Palembang,SuaraMetropolitan – Pemerintah Kota Palembang mulai menjajaki peluang kerja sama dengan Kedutaan Besar Kerajaan Belanda di Indonesia dalam upaya memperkuat strategi pengelolaan air dan pengendalian banjir di Kota Palembang.
Pembahasan tersebut dilakukan langsung oleh Wali Kota Palembang, Ratu Dewa, melalui zoom meeting bersama Senior Climate Affairs and Water Management Officer Kedutaan Besar Kerajaan Belanda di Indonesia, Nur An-Nisa Milyana, di Ruang Vidcon Rumah Dinas Wali Kota, Kamis (7/5/2026).
Dalam pertemuan itu, Ratu Dewa didampingi Asisten III Setda Kota Palembang Akhmad Bastari serta sejumlah kepala Organisasi Perangkat Daerah (OPD) terkait.
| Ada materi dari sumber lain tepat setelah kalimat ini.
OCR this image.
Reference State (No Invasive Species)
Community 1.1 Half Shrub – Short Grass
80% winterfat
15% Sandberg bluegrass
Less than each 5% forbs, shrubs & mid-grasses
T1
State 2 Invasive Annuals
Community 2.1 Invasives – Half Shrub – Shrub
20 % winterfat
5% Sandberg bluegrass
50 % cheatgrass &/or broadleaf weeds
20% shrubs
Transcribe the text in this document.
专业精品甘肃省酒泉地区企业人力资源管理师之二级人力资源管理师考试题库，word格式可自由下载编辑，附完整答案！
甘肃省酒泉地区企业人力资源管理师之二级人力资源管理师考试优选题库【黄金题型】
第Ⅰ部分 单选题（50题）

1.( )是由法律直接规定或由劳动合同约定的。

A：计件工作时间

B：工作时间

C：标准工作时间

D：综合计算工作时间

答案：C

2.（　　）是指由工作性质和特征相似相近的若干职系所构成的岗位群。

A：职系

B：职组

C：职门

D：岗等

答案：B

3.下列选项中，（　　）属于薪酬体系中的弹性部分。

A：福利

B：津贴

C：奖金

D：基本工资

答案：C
Nur An-Nisa Milyana, yang akrab disapa Asa, menjelaskan bahwa Pemerintah Belanda memiliki perhatian besar terhadap isu pengelolaan air, mulai dari pengendalian banjir hingga pengelolaan air minum. Menurutnya, Belanda juga telah memiliki pengalaman kerja sama serupa dengan Pemerintah Kota Semarang.
“Belanda memiliki pengalaman panjang dalam pengelolaan air dan pengendalian banjir. Kami melihat ada peluang kolaborasi yang dapat dikembangkan bersama Pemerintah Kota Palembang,” ujarnya.
Dalam diskusi tersebut, Kepala Dinas PUPR dan Kepala Bappeda Litbang Kota Palembang turut memaparkan sejumlah persoalan utama penyebab banjir di Palembang. Permasalahan itu meliputi kapasitas drainase yang terbatas, tingginya curah hujan, pengaruh pasang surut sungai, hingga perilaku masyarakat yang masih membuang sampah sembarangan ke saluran air.
Melalui kerja sama ini, Pemkot Palembang berharap dukungan dari Pemerintah Belanda tidak hanya menyentuh pembangunan infrastruktur, tetapi juga peningkatan kapasitas sumber daya manusia (SDM) serta peluang dukungan pendanaan untuk penanganan banjir di Kota Palembang.
Baca juga: Viral Kasus Sungai Lalan, Pegiat Antikorupsi Minta Latar Belakang Perbup 2017 Dibuka Terang
Wali Kota Ratu Dewa menyambut baik peluang kolaborasi tersebut. Ia menegaskan pentingnya percepatan tindak lanjut agar pembahasan yang dilakukan dapat segera diwujudkan dalam langkah konkret.
“Terima kasih atas masukan dari Pemerintah Belanda dan Kementerian PUPR. Kami berharap ada percepatan dan tindak lanjut nyata dari pertemuan hari ini,” kata Ratu Dewa.
Ia juga meminta seluruh OPD terkait, mulai dari Bappeda, Dinas PUPR, DLH, Inspektorat, Bagian Hukum dan Kerja Sama, hingga PDAM untuk segera bergerak menyiapkan langkah nyata dalam penanggulangan banjir secara terintegrasi.
“Penanggulangan banjir ini harus terintegrasi dengan seluruh stakeholder terkait. Karena itu saya minta ada progres nyata dan segera dieksekusi,” tegasnya.